With such an overwhelming response against the robe change in the poll, many are left wondering about the integrity of the vote conducted by administration.
However, according to senior administrator Doreen Brandes, additional procedures were taken to ensure voter fraud was impossible.
“It was suspect if people voted very close in time, so the tech people negated the first 40 votes in order to ensure you couldn’t vote twice.” Brandes said.
According to Brandes, it was brought to her attention that many people missed out on the opportunity to vote, but due to the extensive promotion of this poll on the Daily Dose, voting was solely the student’s choice and responsibility.
“We want everybody to be a part since it’s the senior class’s decision, and that’s why there was vote,” Brandes said.
This dispute over the robe colors has left the senior class divided, with arguments breaking out in the Class of 2017 Facebook group.
“Churchill is a diverse school, but we do not have a single student who does not identify as a gender, so to make an unpopular rule change seems trivial and unnecessary,” SGA President Ben Birnbach said.
Regardless of whether people agree with the color change or not, this pressing change is representative of the bigger change occurring in our county.
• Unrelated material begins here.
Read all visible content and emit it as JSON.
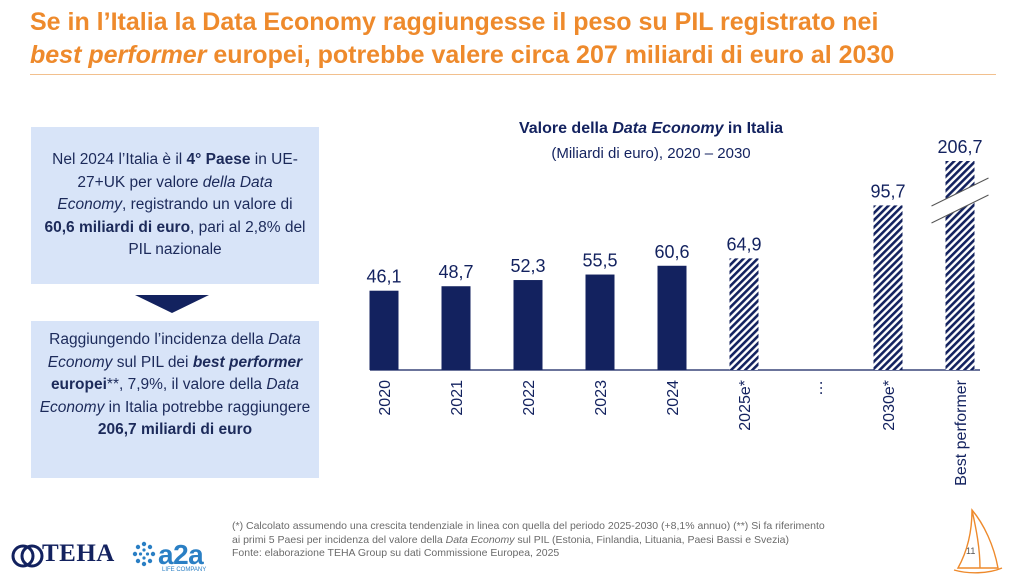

Many schools have set precedent before CHS, promoting gender-neutral policies, whether it be at homecoming or graduation. BCC has recently eliminated the notion of a homecoming king or queen, and replaced it with a gender-neutral “homecoming court.”
In fact, MCPS recommends that “schools should consider gender neutral dress codes for class or yearbook photos, honor society ceremonies, graduation ceremonies, or dances.”
“Primarily in Montgomery County, there are very few schools now where people wear more than one color” Principal Joan Benz said. “People feel now as time has evolved that there’s less identification process if everybody wears the same color.”